Pompeo delivered a brutal dressing down to Obama and his Mideast policy during a powerful address in Cairo on Thursday.
By: Associated Press and United with Israel Staff
U.S. Secretary of State Mike Pompeo delivered a scathing rebuke of the Obama administration’s Mideast policies on Thursday, accusing the former president of “misguided” and “wishful” thinking that diminished America’s role in the region, harmed its longtime friends and emboldened its main foe: Iran.
In contrast, Pompeo vowed that the U.S. now “will use diplomacy and work with our partners to expel every last Iranian boot” from Syria, in an effort “to bring peace and stability to the long-suffering Syrian people,” reported Times of Israel.
In his speech to the American University in Cairo, Pompeo unloaded on Barack Obama, saying he was naive and timid when confronted with challenges posed by the revolts that convulsed the Middle East, including Egypt, beginning in 2011.
Pompeo laid the blame notably on a vision outlined by Obama in a speech he gave in Cairo in 2009 in which he spoke of “a new beginning” for U.S. relations with countries in the Arab and Muslim world.
“Remember: It was here, here in this very city, another American stood before you,” Pompeo told an invited audience of Egyptian officials, foreign diplomats and students. “He told you that radical Islamist terrorism does not stem from ideology. He told you 9/11 led my country to abandon its ideals, particularly in the Middle East. He told you that the United States and the Muslim world needed ‘a new beginning.’ The results of these misjudgments have been dire.”
Pull No Punches
“In falsely seeing ourselves as a force for what ails the Middle East, we were timid about asserting ourselves when the times — and our partners — demanded it,” Pompeo said, without mentioning the former president by name.
Pompeo’s speech came on the third leg of a nine-nation Mideast tour aimed at reassuring America’s Arab partners that the Trump administration is not walking away from the region amid confusion and concern over plans to withdraw U.S. forces from Syria.
Pompeo blamed the previous administration’s approach to the Mideast for the ills that consume it now, particularly the rise of the Islamic State group in Iraq and Syria and Iran’s increasing assertiveness, which he said was a direct result of sanctions relief, since rescinded by the Trump administration, granted to it under the 2015 nuclear deal.

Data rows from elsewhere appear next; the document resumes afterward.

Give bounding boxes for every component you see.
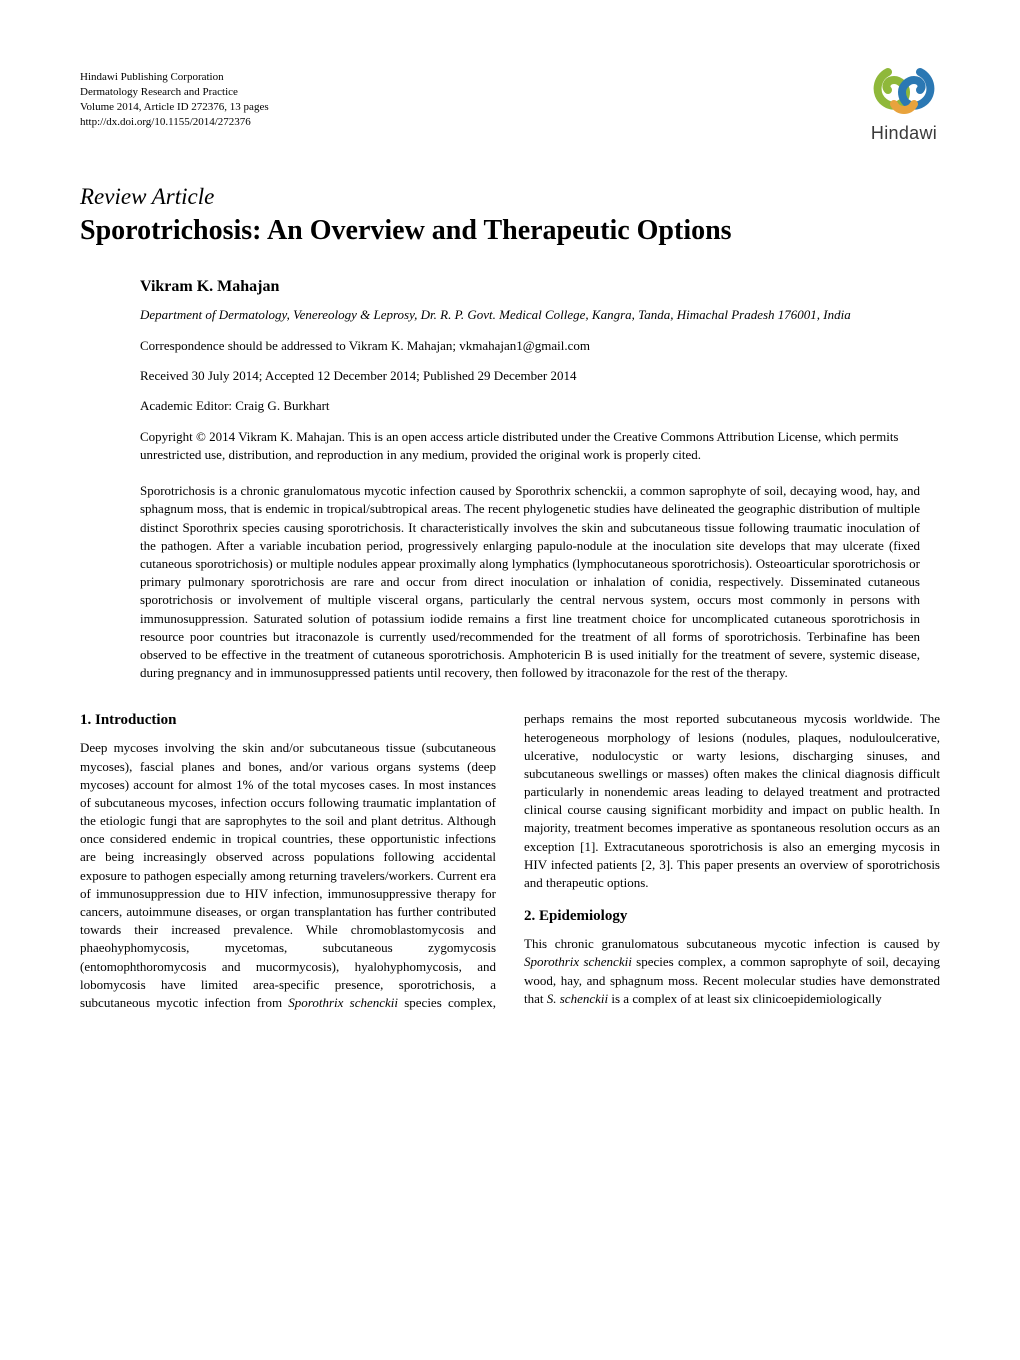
hindawi-logo-icon <box>868 60 940 120</box>
academic-editor: Academic Editor: Craig G. Burkhart <box>140 398 920 414</box>
author-metadata-block: Vikram K. Mahajan Department of Dermatol… <box>140 278 920 682</box>
body-text: This chronic granulomatous subcutaneous … <box>524 936 940 951</box>
section-2-paragraph: This chronic granulomatous subcutaneous … <box>524 935 940 1008</box>
publisher-logo: Hindawi <box>868 60 940 144</box>
hindawi-logo-text: Hindawi <box>868 123 940 144</box>
article-dates: Received 30 July 2014; Accepted 12 Decem… <box>140 368 920 384</box>
journal-name: Dermatology Research and Practice <box>80 85 940 100</box>
abstract: Sporotrichosis is a chronic granulomatou… <box>140 482 920 682</box>
body-text: is a complex of at least six clinicoepid… <box>608 991 882 1006</box>
body-columns: 1. Introduction Deep mycoses involving t… <box>80 710 940 1012</box>
copyright-notice: Copyright © 2014 Vikram K. Mahajan. This… <box>140 428 920 464</box>
volume-info: Volume 2014, Article ID 272376, 13 pages <box>80 100 940 115</box>
section-2-heading: 2. Epidemiology <box>524 906 940 927</box>
species-name: S. schenckii <box>547 991 608 1006</box>
article-title: Sporotrichosis: An Overview and Therapeu… <box>80 213 940 248</box>
species-name: Sporothrix schenckii <box>524 954 632 969</box>
author-affiliation: Department of Dermatology, Venereology &… <box>140 306 920 324</box>
doi-link: http://dx.doi.org/10.1155/2014/272376 <box>80 115 940 130</box>
publisher-name: Hindawi Publishing Corporation <box>80 70 940 85</box>
publisher-header: Hindawi Publishing Corporation Dermatolo… <box>80 70 940 129</box>
correspondence: Correspondence should be addressed to Vi… <box>140 338 920 354</box>
section-1-heading: 1. Introduction <box>80 710 496 731</box>
species-name: Sporothrix schenckii <box>288 995 398 1010</box>
article-type: Review Article <box>80 184 940 210</box>
body-text: Deep mycoses involving the skin and/or s… <box>80 740 496 1010</box>
author-name: Vikram K. Mahajan <box>140 278 920 296</box>
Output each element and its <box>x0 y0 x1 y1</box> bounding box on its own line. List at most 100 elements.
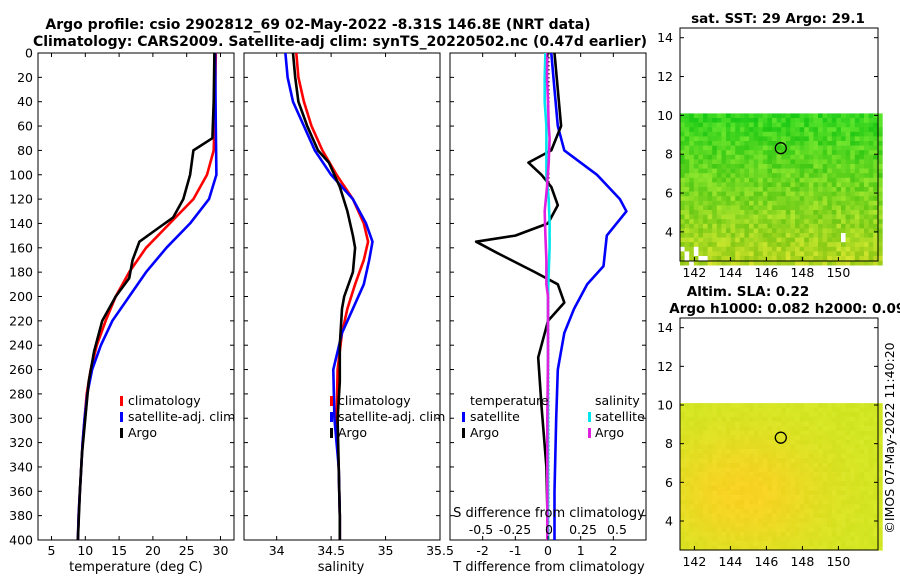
sla_map-cell <box>693 476 699 482</box>
sst_map-cell <box>799 168 805 174</box>
sst_map-cell <box>693 150 699 156</box>
sst_map-cell <box>841 150 846 156</box>
sst_map-cell <box>841 196 846 202</box>
sst_map-cell <box>698 118 704 123</box>
sla_map-cell <box>744 485 750 491</box>
sst_map-cell <box>772 168 777 174</box>
sla_map-cell <box>854 504 860 510</box>
sst_map-cell <box>831 256 837 261</box>
sst_map-cell <box>744 136 750 142</box>
sst_map-cell <box>845 131 851 137</box>
sst_map-cell <box>689 187 695 192</box>
sla_map-ytick-label-0: 4 <box>665 514 673 529</box>
sst_map-cell <box>818 260 823 266</box>
sla_map-cell <box>795 426 800 431</box>
sla_map-cell <box>808 403 814 408</box>
sla_map-cell <box>818 435 823 441</box>
sla_map-cell <box>804 545 810 551</box>
sla_map-cell <box>749 435 754 441</box>
figure-title-line1: Argo profile: csio 2902812_69 02-May-202… <box>45 17 590 33</box>
sst_map-cell <box>790 168 796 174</box>
sla_map-cell <box>813 426 819 431</box>
sst_map-cell <box>804 200 810 206</box>
sla_map-cell <box>845 435 851 441</box>
sst_map-cell <box>795 131 800 137</box>
sst_map-cell <box>689 196 695 202</box>
sla_map-cell <box>680 531 685 537</box>
sla_map-cell <box>707 462 713 468</box>
sla_map-cell <box>813 485 819 491</box>
sla_map-cell <box>753 490 759 496</box>
sst_map-cell <box>721 122 727 128</box>
sla_map-cell <box>799 472 805 477</box>
sla_map-cell <box>799 495 805 500</box>
sla_map-cell <box>799 522 805 528</box>
sla_map-cell <box>758 444 764 450</box>
sst_map-cell <box>735 242 741 248</box>
sla_map-cell <box>799 421 805 427</box>
sst_map-cell <box>790 214 796 220</box>
sla_map-cell <box>808 435 814 441</box>
sst_map-cell <box>790 251 796 257</box>
sla_map-cell <box>864 467 869 473</box>
sla_map-cell <box>868 439 874 445</box>
sst_map-cell <box>744 260 750 266</box>
sst_map-cell <box>716 196 722 202</box>
sla_map-cell <box>707 435 713 441</box>
sla_map-cell <box>790 527 796 533</box>
sst_map-cell <box>772 260 777 266</box>
sst_map-cell <box>850 122 856 128</box>
sst_map-cell <box>781 219 787 225</box>
sla_map-cell <box>804 407 810 413</box>
sla_map-cell <box>707 508 713 514</box>
sla_map-cell <box>776 481 782 487</box>
sla_map-cell <box>831 490 837 496</box>
sst_map-cell <box>818 219 823 225</box>
sst_map-cell <box>859 210 865 215</box>
sla_map-cell <box>868 449 874 454</box>
sst_map-cell <box>758 256 764 261</box>
sst_map-cell <box>693 173 699 179</box>
sla_map-cell <box>827 513 833 519</box>
sla_map-cell <box>877 531 883 537</box>
sst_map-cell <box>767 118 773 123</box>
sla_map-cell <box>749 485 754 491</box>
sst_map-cell <box>726 219 731 225</box>
sst_map-cell <box>795 223 800 229</box>
sla_map-cell <box>785 508 791 514</box>
sst_map-cell <box>818 196 823 202</box>
sst_map-cell <box>716 177 722 183</box>
sla_map-cell <box>818 545 823 551</box>
sst_map-cell <box>790 131 796 137</box>
sst_map-cell <box>684 127 690 133</box>
sst_map-cell <box>744 182 750 188</box>
sst_map-cell <box>684 122 690 128</box>
sla_map-cell <box>712 536 718 542</box>
sst_map-cell <box>877 260 883 266</box>
sst_map-cell <box>721 141 727 146</box>
sst_map-cell <box>873 177 879 183</box>
sla_map-cell <box>831 467 837 473</box>
sst_map-cell <box>744 164 750 169</box>
sst_map-cell <box>680 246 685 252</box>
sla_map-cell <box>868 499 874 505</box>
sst_map-cell <box>873 260 879 266</box>
sst_map-cell <box>726 246 731 252</box>
sst_map-cell <box>749 154 754 160</box>
sla_map-cell <box>873 458 879 464</box>
sla_map-cell <box>836 504 842 510</box>
sst_map-cell <box>831 113 837 119</box>
sla_map-cell <box>873 522 879 528</box>
sla_map-cell <box>845 490 851 496</box>
sst_map-cell <box>813 228 819 234</box>
sst_map-cell <box>767 182 773 188</box>
sla_map-cell <box>831 513 837 519</box>
sst_map-cell <box>868 173 874 179</box>
sst_map-cell <box>703 219 708 225</box>
sla_map-cell <box>813 430 819 436</box>
sst_map-cell <box>776 177 782 183</box>
sla_map-cell <box>790 508 796 514</box>
sla_map-cell <box>790 453 796 459</box>
sst_map-cell <box>790 260 796 266</box>
sst_map-cell <box>845 233 851 238</box>
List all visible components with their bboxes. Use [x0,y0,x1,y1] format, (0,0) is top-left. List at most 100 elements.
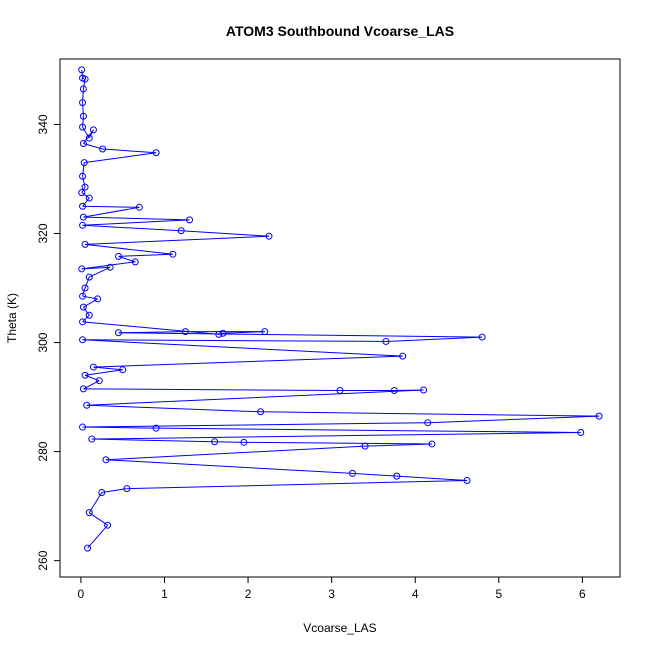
data-point [78,66,86,74]
data-point [89,363,97,371]
data-point [420,386,428,394]
series-lines [81,69,600,549]
data-point [265,232,273,240]
data-point [240,438,248,446]
series-line-segment [88,492,103,513]
data-point [78,189,86,197]
data-point [349,469,357,477]
x-tick-label: 0 [78,587,85,601]
data-point [79,213,87,221]
series-line-segment [385,336,483,342]
series-line-segment [84,152,157,164]
series-line-segment [105,459,353,474]
series-line-segment [89,266,111,278]
series-line-segment [82,314,90,323]
data-point [261,328,269,336]
series-line-segment [82,426,157,429]
series-line-segment [85,235,269,245]
x-tick-label: 2 [245,587,252,601]
data-point [211,438,219,446]
series-line-segment [86,389,424,406]
series-line-segment [91,432,581,440]
data-point [119,366,127,374]
data-point [382,337,390,345]
data-point [89,126,97,134]
data-point [131,258,139,266]
series-line-segment [87,524,109,549]
series-line-segment [83,388,341,392]
data-point [98,488,106,496]
data-point [79,123,87,131]
series-line-segment [427,415,600,424]
series-line-segment [81,266,111,270]
x-tick-label: 5 [495,587,502,601]
data-point [215,330,223,338]
data-point [79,303,87,311]
data-point [81,183,89,191]
y-tick-label: 300 [36,332,50,352]
data-point [79,112,87,120]
x-axis-label: Vcoarse_LAS [303,621,376,635]
data-point [85,194,93,202]
data-point [79,336,87,344]
y-tick-label: 340 [36,114,50,134]
x-tick-label: 4 [412,587,419,601]
series-line-segment [82,205,140,208]
x-tick-label: 1 [161,587,168,601]
data-point [80,159,88,167]
series-line-segment [85,243,173,255]
series-line-segment [214,441,244,443]
data-point [177,227,185,235]
data-point [81,284,89,292]
data-point [85,134,93,142]
data-point [79,423,87,431]
data-point [85,311,93,319]
series-line-segment [82,422,428,428]
series-points [78,66,603,552]
data-point [81,371,89,379]
data-point [79,99,87,107]
data-point [79,292,87,300]
series-line-segment [82,88,84,103]
series-line-segment [82,321,219,335]
series-line-segment [88,512,108,526]
series-line-segment [243,441,432,445]
chart-title: ATOM3 Southbound Vcoarse_LAS [226,23,454,39]
data-point [393,472,401,480]
data-point [428,440,436,448]
data-point [115,329,123,337]
series-line-segment [84,374,100,382]
series-line-segment [365,443,432,447]
data-point [79,172,87,180]
data-point [577,429,585,437]
data-point [81,75,89,83]
series-line-segment [102,148,157,154]
data-point [79,221,87,229]
series-line-segment [82,77,86,80]
data-point [79,85,87,93]
series-line-segment [91,438,215,443]
plot-frame [59,58,621,578]
data-point [219,329,227,337]
series-line-segment [101,488,127,493]
data-point [336,387,344,395]
series-line-segment [84,276,90,289]
data-point [181,328,189,336]
series-line-segment [82,162,85,177]
series-line-segment [118,253,173,257]
series-line-segment [82,339,386,342]
series-line-segment [82,176,86,188]
y-axis-label: Theta (K) [5,293,19,343]
data-point [78,265,86,273]
data-point [95,377,103,385]
y-tick-label: 320 [36,223,50,243]
data-point [94,295,102,303]
data-point [399,352,407,360]
series-line-segment [81,261,136,270]
series-line-segment [81,192,90,199]
series-line-segment [93,355,403,368]
data-point [478,333,486,341]
x-axis: 0 1 2 3 4 5 6 [78,577,586,601]
series-line-segment [82,197,90,207]
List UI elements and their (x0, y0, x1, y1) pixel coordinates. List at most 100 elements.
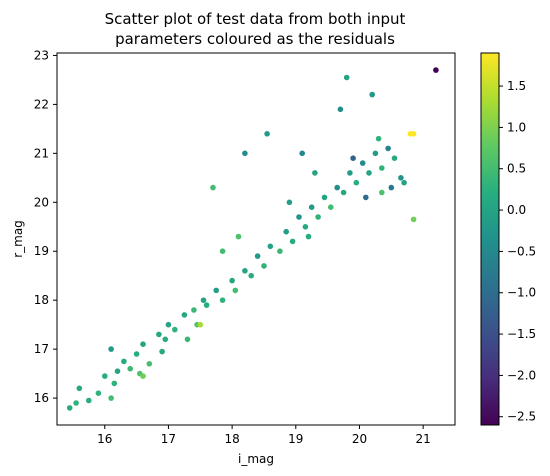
data-point-39 (308, 204, 315, 210)
plot-frame (56, 52, 456, 426)
data-point-45 (347, 170, 353, 176)
x-tick-label-1: 17 (161, 432, 176, 446)
data-point-28 (232, 287, 239, 294)
colorbar-tick-label-2: 0.5 (507, 162, 526, 176)
data-point-46 (353, 179, 360, 186)
y-tick-label-6: 22 (34, 97, 49, 111)
data-point-55 (343, 74, 350, 81)
data-point-32 (261, 263, 267, 269)
colorbar-tick-label-4: −0.5 (507, 244, 536, 258)
data-point-64 (242, 150, 248, 157)
data-point-63 (210, 184, 216, 191)
data-point-67 (312, 170, 318, 176)
colorbar-tick-label-3: 0.0 (507, 203, 526, 217)
data-point-21 (191, 307, 197, 313)
data-point-37 (296, 214, 302, 220)
data-point-12 (133, 351, 140, 357)
data-point-66 (299, 150, 306, 157)
data-point-3 (86, 397, 92, 404)
data-point-78 (350, 155, 356, 161)
data-point-60 (410, 131, 417, 137)
x-axis: 16 17 18 19 20 21 (97, 425, 431, 446)
x-tick-label-5: 21 (416, 432, 431, 446)
data-point-70 (433, 67, 439, 73)
colorbar-ticks: 1.5 1.0 0.5 0.0 −0.5 −1.0 −1.5 −2.0 −2.5 (499, 79, 536, 424)
data-point-23 (200, 297, 207, 304)
x-tick-label-2: 18 (224, 432, 239, 446)
data-point-17 (162, 336, 169, 343)
data-point-51 (385, 145, 391, 152)
data-point-25 (213, 287, 219, 294)
colorbar-tick-label-7: −2.0 (507, 368, 536, 382)
data-point-29 (242, 268, 248, 274)
colorbar (480, 52, 500, 426)
data-point-0 (66, 405, 73, 411)
data-point-56 (369, 91, 376, 98)
data-point-47 (359, 160, 366, 166)
data-point-9 (108, 346, 114, 352)
y-tick-label-7: 23 (34, 48, 49, 62)
data-point-75 (235, 233, 242, 240)
data-point-48 (366, 170, 372, 176)
data-point-40 (315, 214, 321, 220)
data-point-10 (121, 358, 127, 365)
colorbar-tick-label-1: 1.0 (507, 120, 526, 134)
data-point-27 (229, 277, 235, 284)
data-point-30 (248, 272, 254, 279)
data-point-16 (156, 331, 162, 338)
chart-title: Scatter plot of test data from both inpu… (105, 10, 406, 28)
y-axis: 16 17 18 19 20 21 22 23 (34, 48, 57, 405)
data-point-41 (321, 194, 328, 201)
data-point-52 (391, 155, 398, 161)
x-tick-label-3: 19 (288, 432, 303, 446)
data-point-36 (289, 238, 296, 245)
data-point-44 (340, 189, 347, 196)
colorbar-tick-label-8: −2.5 (507, 410, 536, 424)
y-tick-label-2: 18 (34, 293, 49, 307)
data-point-50 (379, 165, 385, 171)
data-point-68 (305, 233, 312, 240)
data-point-11 (127, 365, 133, 372)
data-point-72 (219, 248, 226, 254)
data-point-15 (146, 361, 153, 367)
data-point-54 (401, 179, 407, 186)
y-tick-label-0: 16 (34, 391, 49, 405)
data-point-4 (95, 390, 102, 397)
data-point-24 (203, 302, 210, 308)
data-point-8 (114, 368, 121, 375)
data-point-77 (363, 194, 369, 201)
data-point-53 (398, 175, 404, 181)
data-point-5 (108, 395, 114, 401)
data-point-73 (197, 321, 204, 328)
data-point-74 (159, 348, 165, 355)
data-point-18 (165, 321, 172, 328)
data-point-7 (102, 373, 108, 379)
data-point-62 (379, 189, 385, 196)
data-point-19 (172, 326, 178, 333)
colorbar-tick-label-6: −1.5 (507, 327, 536, 341)
data-point-33 (267, 243, 274, 250)
data-point-57 (375, 135, 382, 142)
chart-subtitle: parameters coloured as the residuals (115, 30, 395, 48)
x-axis-label: i_mag (238, 452, 274, 466)
y-tick-label-4: 20 (34, 195, 49, 209)
data-point-43 (334, 184, 341, 191)
data-point-58 (337, 106, 344, 113)
data-point-13 (140, 341, 146, 348)
colorbar-tick-label-5: −1.0 (507, 286, 536, 300)
data-point-71 (140, 373, 146, 379)
y-axis-label: r_mag (11, 220, 25, 258)
data-point-79 (388, 184, 395, 191)
data-point-42 (328, 204, 334, 210)
data-point-76 (184, 336, 191, 343)
data-point-38 (302, 224, 309, 230)
data-point-31 (254, 253, 261, 259)
data-point-20 (181, 312, 188, 318)
data-point-69 (286, 199, 293, 206)
y-tick-label-1: 17 (34, 342, 49, 356)
data-point-1 (73, 400, 79, 406)
x-tick-label-4: 20 (352, 432, 367, 446)
colorbar-tick-label-0: 1.5 (507, 79, 526, 93)
data-point-2 (76, 385, 83, 392)
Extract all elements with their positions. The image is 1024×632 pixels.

He said Obama ignored the growth of the Iranian-backed terror group Hezbollah in Lebanon to the detriment of Israel’s security and not doing enough to push back on Iran-supported terrorists in Yemen.
“The good news is this: The age of self-inflicted American shame is over, and so are the policies that produced so much needless suffering,” he said. “Now comes the real ‘new beginning.’ In just 24 months, actually less than two years, the United States under President Trump has reasserted its traditional role as a force for good in this region, because we’ve learned from our mistakes.”
‘A Force for Good’
In the speech entitled “A Force for Good: America’s Reinvigorated Role in the Middle East,” Pompeo extolled the Trump administration’s actions across the region cementing ties with traditional friendly governments, taking on the Islamic State group in Iraq and Syria and imposing tough new sanctions on Iran.
“President Trump has reversed our willful blindness to the danger of the regime and withdrew from the failed nuclear deal, with its false promises,” Pompeo said.
Since withdrawing from the nuclear deal last year, the administration has steadily ratcheted up pressure on Tehran, which is widely viewed as the most destabilizing influence in the region. It has vowed to increase the pressure until Iran halts its “malign activities” throughout the Mideast and elsewhere, including support for terror groups in Yemen, Israel, and Lebanon and its role as Syrian dictator Bashar Assad’s primary protector.
“The nations of the Middle East will never enjoy security, achieve economic stability, or advance the dreams of its peoples if Iran’s revolutionary regime persists on its current course,” Pompeo said.